Harrogate has been pronounced by the most eminent authorities to be the "best sewered town in the kingdom." About the time the market was erected the Improvement Commissioners purchased the jenny Plain farm from the Duchy of Lancaster, and constructed a sewage system which is the admiration of all experts in such matters who visit it, and these are numberless. The land, 310 acres in extent, lies in the outskirts of the town, along Ripon road on one side and Skipton road on the other. The sewage of the town and surface water are conveyed in separate sewers to the farm on Ripon road and to other fields in Wetherby Lane. The sewage is deodorised by passing over the land, which is rendered prolific of luxuriant crops. A large and complete scheme of flagging was carried out some years ago by the Improvement Commissioners, and asphalting rapidly followed where flagging became undesirable, with the result that Harrogate is completely furnished with dry walks. 

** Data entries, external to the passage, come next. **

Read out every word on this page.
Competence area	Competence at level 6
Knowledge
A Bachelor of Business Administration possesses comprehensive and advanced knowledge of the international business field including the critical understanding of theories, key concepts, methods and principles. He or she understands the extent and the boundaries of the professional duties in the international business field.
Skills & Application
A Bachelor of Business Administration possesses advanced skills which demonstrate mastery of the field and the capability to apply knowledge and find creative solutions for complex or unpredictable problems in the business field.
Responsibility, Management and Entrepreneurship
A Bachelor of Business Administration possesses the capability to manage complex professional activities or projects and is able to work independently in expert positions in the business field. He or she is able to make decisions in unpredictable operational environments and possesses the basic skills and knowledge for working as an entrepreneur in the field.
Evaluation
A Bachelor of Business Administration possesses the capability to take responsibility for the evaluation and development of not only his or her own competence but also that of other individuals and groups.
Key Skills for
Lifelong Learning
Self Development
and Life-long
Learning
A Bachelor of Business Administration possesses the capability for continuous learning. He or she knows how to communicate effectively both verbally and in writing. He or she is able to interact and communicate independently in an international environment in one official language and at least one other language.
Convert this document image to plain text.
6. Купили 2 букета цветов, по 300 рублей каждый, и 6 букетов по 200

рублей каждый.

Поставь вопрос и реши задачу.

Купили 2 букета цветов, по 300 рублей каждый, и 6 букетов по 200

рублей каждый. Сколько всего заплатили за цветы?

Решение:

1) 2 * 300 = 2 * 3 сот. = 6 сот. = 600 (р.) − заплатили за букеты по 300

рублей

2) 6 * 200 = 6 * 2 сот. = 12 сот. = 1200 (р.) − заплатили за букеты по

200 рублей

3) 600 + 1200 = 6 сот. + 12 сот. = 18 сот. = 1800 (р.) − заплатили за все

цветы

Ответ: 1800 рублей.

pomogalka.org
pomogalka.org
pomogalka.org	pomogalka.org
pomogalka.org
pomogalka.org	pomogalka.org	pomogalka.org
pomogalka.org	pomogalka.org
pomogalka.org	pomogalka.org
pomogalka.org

The acquisition by the town of Harlow Moor, leased by the Earl of Harewood to our local authority, was welcomed by the residents and visitors generally. The uncertain walks then existing were broadened and rendered dry in almost all weathers, seats placed at convenient intervals, and the passage even of bath chairs rendered more comfortable. From the moor fine stretches of attractive landscape and new panoramic views of Harrogate were opened out, and now the walk through the Bogs Valley Gardens, across the Bogs fields (where the wealth of Harrogate's mineral waters abounds), and over Harlow Moor has become one of the most popular promenades in the district. Next in order of improvements comes the acquisition of the Bogs Valley, which has been picturesquely laid out by the town, and presents one of the most charming resorts in all Harrogate, and being free, is largely frequented by those who delight to read under the grateful shade of its shrubbery, its graceful timber, and inhale the sweet perfumes of its wealth of bloom. Another great public work realized about this time was the gigantic storage reservoirs in the field beyond the Hydropathic. In the winter huge quantities of sulphur waters ran to waste, but the reservoirs, fitted with floating covers, now obviate to some extent this loss, for they contain the enormous supply of about 365,000 gallons always available at a convenient pressure. The future demand, however it may increase, can thus be adequately and liberally met. The crowning achievement of our public authority has been the purchase, for 29,500, of the Montpellier Gardens, where new baths are being erected at an additional cost of something like 60,000. The Sulphur Well and the whole of the medicinal waters and bathing systems are now in the hands of the Corporation, by whom an Inspector has been appointed for their efficient administration. In 1884 the Improvement Commissioners gave place to a Municipal Corporation, and since that date, the various public works have been conceived and carried out by that authority.